Гуров побледнел, но продолжал держаться:
— Я протестую!..
— Тебе подарил этот портсигар твой земляк Шакун, с которым ты в Киеве расстреливал наших людей! — с ненавистью сказал Смуров и встал.
Вскочил и Гуров. Он рванулся к выходу, но был брошен на ящик обратно, придавленный рукой Борщенко.
— Выкладывай, Гуров, начистоту, кто ты и кого уже успел предать! — предложил Смуров.
Неожиданным прыжком Гуров попытался снова вырваться к двери, но снова был придавлен к ящику с такой силой, что затрещали доски. Тогда он сунул руку в карман. С обеих сторон его схватили Глебов и Анисимов.
— Обыщите его! — приказал Смуров.
Борщенко быстро вывернул карманы Гурова и вытащил оттуда пистолет и какие-то документы и бумаги. Все это он положил на бочку, перед Смуровым. Тот просмотрел документы, развернул большой лист бумаги и начал молча читать.
Лицо Гурова побелело.
— Вот, товарищи, смотрите, — медленно начал Смуров. — Донос в гестапо о наших планах, со списком руководящего центра и актива. — Смуров передал бумагу Митрофанову, и она пошла по рукам.

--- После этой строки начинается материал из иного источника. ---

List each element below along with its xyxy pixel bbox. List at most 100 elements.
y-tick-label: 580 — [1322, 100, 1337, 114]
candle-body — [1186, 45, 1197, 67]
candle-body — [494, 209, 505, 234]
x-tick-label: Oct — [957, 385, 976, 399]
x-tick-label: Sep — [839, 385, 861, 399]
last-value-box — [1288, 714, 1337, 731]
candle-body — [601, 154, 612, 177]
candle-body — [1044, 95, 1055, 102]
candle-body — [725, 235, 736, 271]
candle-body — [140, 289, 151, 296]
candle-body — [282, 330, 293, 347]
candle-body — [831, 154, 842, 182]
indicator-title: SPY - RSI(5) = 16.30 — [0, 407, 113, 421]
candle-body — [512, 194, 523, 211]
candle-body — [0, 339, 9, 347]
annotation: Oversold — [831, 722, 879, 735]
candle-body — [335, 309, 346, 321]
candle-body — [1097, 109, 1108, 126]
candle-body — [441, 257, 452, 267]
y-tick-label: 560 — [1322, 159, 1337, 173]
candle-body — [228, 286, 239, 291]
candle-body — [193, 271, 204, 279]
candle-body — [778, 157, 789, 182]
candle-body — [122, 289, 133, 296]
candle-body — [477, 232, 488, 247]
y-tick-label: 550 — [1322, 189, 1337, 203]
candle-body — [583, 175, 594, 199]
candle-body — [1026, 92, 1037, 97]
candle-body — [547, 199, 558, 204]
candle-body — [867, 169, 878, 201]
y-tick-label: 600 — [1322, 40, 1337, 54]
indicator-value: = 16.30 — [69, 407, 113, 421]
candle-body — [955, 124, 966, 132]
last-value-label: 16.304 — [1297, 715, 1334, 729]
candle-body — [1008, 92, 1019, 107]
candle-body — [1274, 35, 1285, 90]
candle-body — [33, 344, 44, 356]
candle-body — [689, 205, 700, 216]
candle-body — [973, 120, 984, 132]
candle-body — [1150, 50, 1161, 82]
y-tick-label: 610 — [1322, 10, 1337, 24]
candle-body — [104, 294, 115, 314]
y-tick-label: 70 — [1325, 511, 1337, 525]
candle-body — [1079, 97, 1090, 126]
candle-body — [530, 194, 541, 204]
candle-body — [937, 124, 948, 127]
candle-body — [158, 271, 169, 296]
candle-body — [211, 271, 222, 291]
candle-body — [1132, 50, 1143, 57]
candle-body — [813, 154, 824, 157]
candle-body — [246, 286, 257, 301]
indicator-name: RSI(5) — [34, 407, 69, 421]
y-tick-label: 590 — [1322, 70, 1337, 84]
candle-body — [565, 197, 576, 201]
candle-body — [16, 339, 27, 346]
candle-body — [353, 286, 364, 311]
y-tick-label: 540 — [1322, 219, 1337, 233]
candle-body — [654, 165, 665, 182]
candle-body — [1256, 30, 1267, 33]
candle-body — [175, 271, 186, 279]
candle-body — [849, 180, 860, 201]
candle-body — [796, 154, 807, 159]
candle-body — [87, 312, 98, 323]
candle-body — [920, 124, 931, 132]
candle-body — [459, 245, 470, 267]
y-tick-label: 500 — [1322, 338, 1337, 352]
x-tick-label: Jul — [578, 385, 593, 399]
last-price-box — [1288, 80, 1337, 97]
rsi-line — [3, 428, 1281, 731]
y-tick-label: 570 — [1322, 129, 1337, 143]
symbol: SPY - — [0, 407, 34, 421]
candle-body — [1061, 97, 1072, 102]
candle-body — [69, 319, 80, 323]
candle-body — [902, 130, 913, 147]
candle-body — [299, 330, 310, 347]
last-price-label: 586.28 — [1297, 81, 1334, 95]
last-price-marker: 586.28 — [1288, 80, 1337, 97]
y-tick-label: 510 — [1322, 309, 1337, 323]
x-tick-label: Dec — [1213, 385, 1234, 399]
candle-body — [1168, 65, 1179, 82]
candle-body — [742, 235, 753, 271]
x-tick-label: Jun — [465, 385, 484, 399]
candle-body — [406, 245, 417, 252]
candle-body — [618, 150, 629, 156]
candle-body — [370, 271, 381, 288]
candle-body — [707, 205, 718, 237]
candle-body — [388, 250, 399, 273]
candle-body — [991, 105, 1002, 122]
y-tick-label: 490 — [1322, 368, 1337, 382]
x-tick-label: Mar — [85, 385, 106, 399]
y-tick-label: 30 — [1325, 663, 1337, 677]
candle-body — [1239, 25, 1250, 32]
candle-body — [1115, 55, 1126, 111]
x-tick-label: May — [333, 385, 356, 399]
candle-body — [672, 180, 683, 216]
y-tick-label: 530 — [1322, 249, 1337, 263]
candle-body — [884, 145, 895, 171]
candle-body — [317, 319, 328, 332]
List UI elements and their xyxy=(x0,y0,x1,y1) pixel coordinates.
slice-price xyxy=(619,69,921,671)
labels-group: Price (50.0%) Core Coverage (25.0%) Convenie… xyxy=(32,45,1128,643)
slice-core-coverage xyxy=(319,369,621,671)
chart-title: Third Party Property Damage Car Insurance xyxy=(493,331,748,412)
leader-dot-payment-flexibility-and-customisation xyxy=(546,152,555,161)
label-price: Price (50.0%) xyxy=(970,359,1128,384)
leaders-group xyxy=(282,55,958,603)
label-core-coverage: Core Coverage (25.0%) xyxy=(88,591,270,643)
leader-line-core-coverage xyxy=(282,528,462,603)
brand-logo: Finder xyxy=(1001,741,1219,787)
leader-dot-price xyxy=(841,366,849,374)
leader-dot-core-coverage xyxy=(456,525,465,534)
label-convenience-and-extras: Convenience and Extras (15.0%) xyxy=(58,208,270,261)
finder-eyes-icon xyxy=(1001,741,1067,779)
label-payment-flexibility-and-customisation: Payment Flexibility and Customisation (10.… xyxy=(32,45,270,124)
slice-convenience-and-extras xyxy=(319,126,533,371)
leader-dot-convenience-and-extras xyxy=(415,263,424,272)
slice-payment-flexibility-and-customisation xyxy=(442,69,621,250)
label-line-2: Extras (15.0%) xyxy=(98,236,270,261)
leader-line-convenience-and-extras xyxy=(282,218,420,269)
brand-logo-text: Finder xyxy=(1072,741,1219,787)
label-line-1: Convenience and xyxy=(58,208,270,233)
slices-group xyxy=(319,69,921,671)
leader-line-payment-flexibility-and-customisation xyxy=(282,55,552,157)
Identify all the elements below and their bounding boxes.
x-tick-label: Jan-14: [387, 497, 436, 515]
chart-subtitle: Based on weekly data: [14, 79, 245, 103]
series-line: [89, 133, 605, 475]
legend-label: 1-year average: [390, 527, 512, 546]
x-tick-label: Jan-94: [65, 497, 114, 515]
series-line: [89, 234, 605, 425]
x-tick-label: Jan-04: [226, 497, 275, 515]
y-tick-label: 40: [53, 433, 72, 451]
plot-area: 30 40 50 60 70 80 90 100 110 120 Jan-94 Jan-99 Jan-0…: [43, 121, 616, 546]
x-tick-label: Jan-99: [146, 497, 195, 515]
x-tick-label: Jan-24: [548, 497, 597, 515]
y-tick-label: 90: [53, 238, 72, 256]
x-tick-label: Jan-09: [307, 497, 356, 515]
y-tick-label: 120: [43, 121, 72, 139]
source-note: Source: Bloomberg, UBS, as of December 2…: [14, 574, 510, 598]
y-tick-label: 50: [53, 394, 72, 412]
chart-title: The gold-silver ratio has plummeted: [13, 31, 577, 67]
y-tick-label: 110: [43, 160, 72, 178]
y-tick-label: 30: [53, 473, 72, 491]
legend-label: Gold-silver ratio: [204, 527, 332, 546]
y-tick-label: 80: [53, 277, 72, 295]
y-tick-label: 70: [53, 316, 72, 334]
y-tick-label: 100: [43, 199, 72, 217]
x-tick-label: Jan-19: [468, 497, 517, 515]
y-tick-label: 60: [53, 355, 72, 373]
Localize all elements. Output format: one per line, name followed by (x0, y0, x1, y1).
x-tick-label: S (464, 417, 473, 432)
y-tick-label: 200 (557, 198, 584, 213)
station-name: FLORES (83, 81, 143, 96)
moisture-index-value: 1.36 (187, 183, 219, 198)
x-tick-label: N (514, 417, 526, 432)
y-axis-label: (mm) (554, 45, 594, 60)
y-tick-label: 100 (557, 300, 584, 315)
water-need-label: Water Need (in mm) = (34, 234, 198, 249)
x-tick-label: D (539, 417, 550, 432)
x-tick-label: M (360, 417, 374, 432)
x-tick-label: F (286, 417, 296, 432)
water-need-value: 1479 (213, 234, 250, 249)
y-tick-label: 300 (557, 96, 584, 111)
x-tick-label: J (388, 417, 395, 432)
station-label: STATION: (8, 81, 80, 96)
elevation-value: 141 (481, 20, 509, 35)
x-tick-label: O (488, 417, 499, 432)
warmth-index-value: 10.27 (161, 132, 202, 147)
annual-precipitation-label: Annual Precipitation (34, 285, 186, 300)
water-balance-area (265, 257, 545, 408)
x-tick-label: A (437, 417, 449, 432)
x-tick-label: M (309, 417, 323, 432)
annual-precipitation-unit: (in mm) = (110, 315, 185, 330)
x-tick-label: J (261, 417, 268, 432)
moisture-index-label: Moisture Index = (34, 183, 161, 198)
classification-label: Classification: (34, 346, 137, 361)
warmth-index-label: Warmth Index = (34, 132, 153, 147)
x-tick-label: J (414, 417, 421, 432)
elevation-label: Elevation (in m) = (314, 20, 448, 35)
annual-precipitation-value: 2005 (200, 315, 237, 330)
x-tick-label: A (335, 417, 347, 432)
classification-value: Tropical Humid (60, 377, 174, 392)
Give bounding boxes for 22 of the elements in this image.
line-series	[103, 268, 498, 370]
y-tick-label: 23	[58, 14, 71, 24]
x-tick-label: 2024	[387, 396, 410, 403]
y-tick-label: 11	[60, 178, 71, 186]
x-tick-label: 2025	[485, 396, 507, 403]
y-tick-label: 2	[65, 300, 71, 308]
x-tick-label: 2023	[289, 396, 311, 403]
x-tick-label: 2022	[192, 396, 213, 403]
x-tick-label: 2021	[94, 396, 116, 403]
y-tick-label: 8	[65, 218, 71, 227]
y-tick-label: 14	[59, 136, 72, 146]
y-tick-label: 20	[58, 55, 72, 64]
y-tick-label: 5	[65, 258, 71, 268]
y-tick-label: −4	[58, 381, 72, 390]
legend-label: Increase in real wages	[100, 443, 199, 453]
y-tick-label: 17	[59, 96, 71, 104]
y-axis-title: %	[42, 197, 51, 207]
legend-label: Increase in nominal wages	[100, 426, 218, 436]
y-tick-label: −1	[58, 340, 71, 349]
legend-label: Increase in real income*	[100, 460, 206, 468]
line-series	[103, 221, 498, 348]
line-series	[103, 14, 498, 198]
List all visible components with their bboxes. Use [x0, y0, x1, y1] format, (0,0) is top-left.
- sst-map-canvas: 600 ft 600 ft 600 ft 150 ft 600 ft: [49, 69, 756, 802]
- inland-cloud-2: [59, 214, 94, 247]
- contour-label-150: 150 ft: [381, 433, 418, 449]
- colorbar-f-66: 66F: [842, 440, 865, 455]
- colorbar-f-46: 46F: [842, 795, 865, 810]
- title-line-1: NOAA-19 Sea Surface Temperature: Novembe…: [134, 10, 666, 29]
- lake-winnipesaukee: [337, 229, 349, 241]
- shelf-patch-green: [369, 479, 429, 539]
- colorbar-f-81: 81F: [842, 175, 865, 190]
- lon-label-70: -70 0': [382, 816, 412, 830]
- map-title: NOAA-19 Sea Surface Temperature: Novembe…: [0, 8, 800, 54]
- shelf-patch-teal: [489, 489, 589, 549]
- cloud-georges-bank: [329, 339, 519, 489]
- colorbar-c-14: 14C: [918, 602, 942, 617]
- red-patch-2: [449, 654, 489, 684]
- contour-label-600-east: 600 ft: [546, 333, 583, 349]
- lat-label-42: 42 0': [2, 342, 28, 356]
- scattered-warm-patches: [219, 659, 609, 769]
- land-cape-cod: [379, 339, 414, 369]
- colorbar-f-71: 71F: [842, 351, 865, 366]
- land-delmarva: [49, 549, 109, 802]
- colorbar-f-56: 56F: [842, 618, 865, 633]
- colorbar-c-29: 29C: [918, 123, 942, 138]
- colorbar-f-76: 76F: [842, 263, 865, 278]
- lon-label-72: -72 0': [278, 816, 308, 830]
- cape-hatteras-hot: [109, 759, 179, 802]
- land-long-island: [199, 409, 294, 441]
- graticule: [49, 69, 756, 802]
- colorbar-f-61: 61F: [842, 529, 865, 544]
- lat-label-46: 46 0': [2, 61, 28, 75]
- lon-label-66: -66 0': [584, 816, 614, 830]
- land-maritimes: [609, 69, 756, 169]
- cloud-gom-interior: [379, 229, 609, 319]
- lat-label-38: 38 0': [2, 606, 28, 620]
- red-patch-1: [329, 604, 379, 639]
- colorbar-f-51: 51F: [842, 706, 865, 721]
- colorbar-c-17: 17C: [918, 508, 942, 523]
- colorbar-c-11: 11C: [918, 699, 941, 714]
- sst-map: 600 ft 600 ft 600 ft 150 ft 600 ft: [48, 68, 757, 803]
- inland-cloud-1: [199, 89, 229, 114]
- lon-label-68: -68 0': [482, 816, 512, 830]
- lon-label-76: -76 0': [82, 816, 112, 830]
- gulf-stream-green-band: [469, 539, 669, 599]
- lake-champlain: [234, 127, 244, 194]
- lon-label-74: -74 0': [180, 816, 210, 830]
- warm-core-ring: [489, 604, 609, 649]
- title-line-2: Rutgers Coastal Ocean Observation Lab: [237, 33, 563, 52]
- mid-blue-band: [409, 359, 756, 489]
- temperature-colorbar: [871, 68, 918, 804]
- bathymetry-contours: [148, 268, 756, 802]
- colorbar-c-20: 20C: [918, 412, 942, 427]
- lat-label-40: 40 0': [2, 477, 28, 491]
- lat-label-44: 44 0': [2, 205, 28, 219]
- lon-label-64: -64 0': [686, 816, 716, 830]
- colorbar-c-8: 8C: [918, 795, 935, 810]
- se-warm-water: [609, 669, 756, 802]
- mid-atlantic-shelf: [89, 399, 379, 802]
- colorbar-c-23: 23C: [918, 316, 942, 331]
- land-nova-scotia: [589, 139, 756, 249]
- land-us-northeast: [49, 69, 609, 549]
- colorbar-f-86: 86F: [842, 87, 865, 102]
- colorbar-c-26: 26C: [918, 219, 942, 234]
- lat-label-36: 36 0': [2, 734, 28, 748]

— Так, — продолжал Смуров. — Значит, ты уже трижды информировал о нас своего «земляка». Информировал предварительно, устно. А теперь приготовил рапорт, по всей форме, для высшего начальства. Сейчас мы будем судить тебя нашим революционным судом!.. Будешь отвечать на вопросы?..
Гуров молчал, стиснув зубы.
— Товарищи! Вещественные, неопровержимые доказательства предательской деятельности власовца Гурова — Пенкина перед вами, и они неопровержимы. Будут ли вопросы к подсудимому?
— Что же тут спрашивать? — сказал Виндушка. — Оружие и документы дают ответы на все вопросы. А рассказывать о своей провокаторской, изменнической деятельности он не хочет.
Гуров молчал, злобно сверкая глазами.
— Немедленно казнить предателя! — предложил Медведев.
— Немедленная казнь! — сказал Митрофанов.
— Немедленная казнь! — повторил Будревич.
— Вы не посмеете меня тронуть! — крикнул Гуров. — Меня будет искать гестапо, и вас всех заберут. Отпустите меня немедленно, и я больше о вас ничего не скажу.
— Нет, грязная тварь! Ты живешь последние минуты! — неумолимым голосом сказал Смуров. — Будут ли другие предложения?
Лица членов комитета были суровы и беспощадны.
… На следующее утро труп Гурова был обнаружен у подножия скалы, на узком повороте дороги. В его карманах нашли пистолет и пропуск гестапо на выход из лагеря.
Погоревал о Гурове один Шакун. Вечером, укладываясь спать, он рассказал Борщенко о потере «земляка» и попросил:
— Ты, Павел, уступи мне одного из своих. А то у меня нет сейчас подходящего человека. Помоги.
— Ладно, Федор, — великодушно согласился Борщенко. — Одного тебе, так и быть, отдам. Пользуйся…
Через несколько дней Борщенко свел Шакуна с человеком, выделенным для этой цели Смуровым. Комитет получил новую возможность использовать Шакуна для дезинформации врага.